Sunday 28 September 2014

Social media logos tapped in breast cancer drive

They're tweaked to look like a hand checking a breast, to spur awareness
By Salma Khalik, The Straits Times, 27 Sep 2014

WOMEN who are savvy in social media are a key target in this year's breast cancer awareness campaign.

The Breast Cancer Foundation (BCF) will be tweaking Facebook, Twitter and Instagram logos to push out its campaign.

These logos, altered to look like a hand feeling the breast for lumps, are being shared online to promote Breast Cancer Awareness Month in October.

The BCF hopes that Singapore's sizeable and influential population of digital citizens will heed the call to skip a few minutes on social media and spend them on breast self-examination as it could save their lives.

Creative agency DDB, which is helping the BCF with its campaign for free, has also come up with several T-shirt designs supporting this year's theme: Together we are stronger.

The T-shirts go on sale for $15 each from this evening at the Pink Ribbon Walk - led by Speaker of Parliament Halimah Yacob - at Gardens by the Bay.

The money raised will go towards helping women undergo screening to detect the cancer early.

The BCF will be spending $400,000 a year, for the next five years, on subsidies for women with the Community Health Assist Scheme card to screen for breast cancer.

Other women can benefit from $25 vouchers from the Singapore Cancer Society, which will halve the cost of breast cancer screening at polyclinics and hospitals.

These vouchers can be picked up from Guardian and Metro stores any time next month.

BCF president Noor Quek said women with breast cancer need support, be it from family, friends or at the workplace, hence the slogan.

Ms Katherine Goh, 45, is an example. It was support from both her family and at work that got her through the difficult time after she discovered she had breast cancer in 2008.

The deputy director at the Civil Service College had to have her entire breast removed because the cancer had spread. She was 39.

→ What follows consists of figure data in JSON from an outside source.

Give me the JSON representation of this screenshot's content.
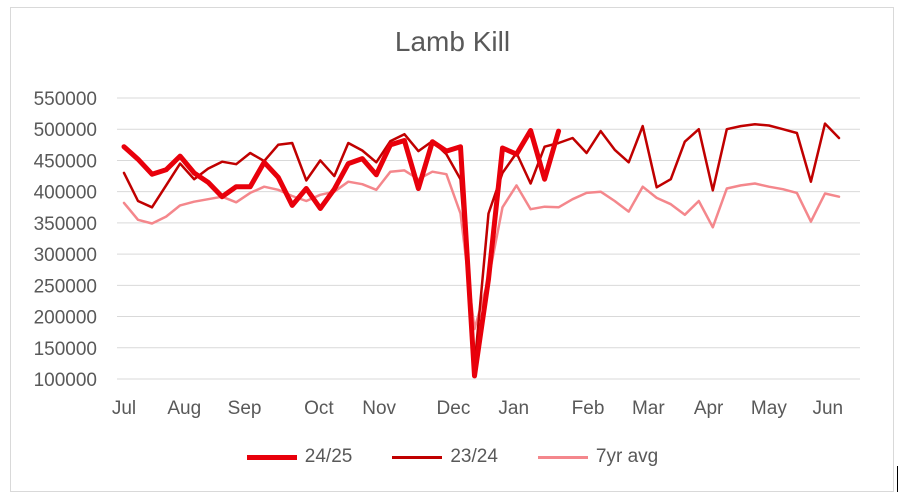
{
  "chart_data": {
    "type": "line",
    "title": "Lamb Kill",
    "xlabel": "",
    "ylabel": "",
    "ylim": [
      100000,
      550000
    ],
    "yticks": [
      100000,
      150000,
      200000,
      250000,
      300000,
      350000,
      400000,
      450000,
      500000,
      550000
    ],
    "ytick_labels": [
      "100000",
      "150000",
      "200000",
      "250000",
      "300000",
      "350000",
      "400000",
      "450000",
      "500000",
      "550000"
    ],
    "x_count": 53,
    "month_labels": [
      {
        "label": "Jul",
        "x": 0
      },
      {
        "label": "Aug",
        "x": 4.3
      },
      {
        "label": "Sep",
        "x": 8.6
      },
      {
        "label": "Oct",
        "x": 13.9
      },
      {
        "label": "Nov",
        "x": 18.2
      },
      {
        "label": "Dec",
        "x": 23.5
      },
      {
        "label": "Jan",
        "x": 27.8
      },
      {
        "label": "Feb",
        "x": 33.1
      },
      {
        "label": "Mar",
        "x": 37.4
      },
      {
        "label": "Apr",
        "x": 41.7
      },
      {
        "label": "May",
        "x": 46.0
      },
      {
        "label": "Jun",
        "x": 50.2
      }
    ],
    "grid": true,
    "legend": "bottom",
    "series": [
      {
        "name": "24/25",
        "color": "#e8000b",
        "width": 5,
        "values": [
          472000,
          452000,
          428000,
          435000,
          457000,
          430000,
          415000,
          392000,
          408000,
          408000,
          447000,
          423000,
          378000,
          405000,
          373000,
          404000,
          445000,
          453000,
          427000,
          475000,
          482000,
          405000,
          480000,
          465000,
          472000,
          105000,
          260000,
          470000,
          460000,
          498000,
          420000,
          497000
        ]
      },
      {
        "name": "23/24",
        "color": "#c00000",
        "width": 2.5,
        "values": [
          430000,
          385000,
          375000,
          410000,
          445000,
          420000,
          437000,
          448000,
          444000,
          462000,
          449000,
          475000,
          478000,
          418000,
          450000,
          425000,
          478000,
          466000,
          447000,
          481000,
          492000,
          465000,
          481000,
          460000,
          420000,
          120000,
          365000,
          430000,
          462000,
          413000,
          472000,
          478000,
          486000,
          462000,
          497000,
          467000,
          447000,
          505000,
          407000,
          420000,
          480000,
          500000,
          402000,
          500000,
          505000,
          508000,
          506000,
          500000,
          494000,
          416000,
          509000,
          486000
        ]
      },
      {
        "name": "7yr avg",
        "color": "#f4878c",
        "width": 2.5,
        "values": [
          382000,
          355000,
          349000,
          360000,
          378000,
          384000,
          388000,
          392000,
          383000,
          398000,
          408000,
          403000,
          393000,
          385000,
          395000,
          400000,
          416000,
          412000,
          403000,
          432000,
          434000,
          420000,
          432000,
          428000,
          365000,
          180000,
          260000,
          375000,
          410000,
          372000,
          376000,
          375000,
          388000,
          398000,
          400000,
          385000,
          368000,
          408000,
          390000,
          380000,
          363000,
          385000,
          343000,
          405000,
          410000,
          413000,
          408000,
          404000,
          398000,
          352000,
          397000,
          392000
        ]
      }
    ]
  }
}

Her job required frequent travel, but her human resource chief, Mr Spencer Heng, redesigned her job so that she could spend more time recuperating in Singapore.

Mr Heng said the college is very supportive of employees diagnosed with serious illness.

"This is so that they can concentrate on getting well while still continuing to work," he said.

For Madam Lili Khalid, 48, it was her husband's staunch support, as well as that of her company, Dell, that saw her through the devastating time of her life.

Now, looking back at the mastectomy which she underwent to remove her entire right breast, she said: "To reconstruct the breast, they needed to take fat from another part of the body. So I got a tummy tuck at the same time."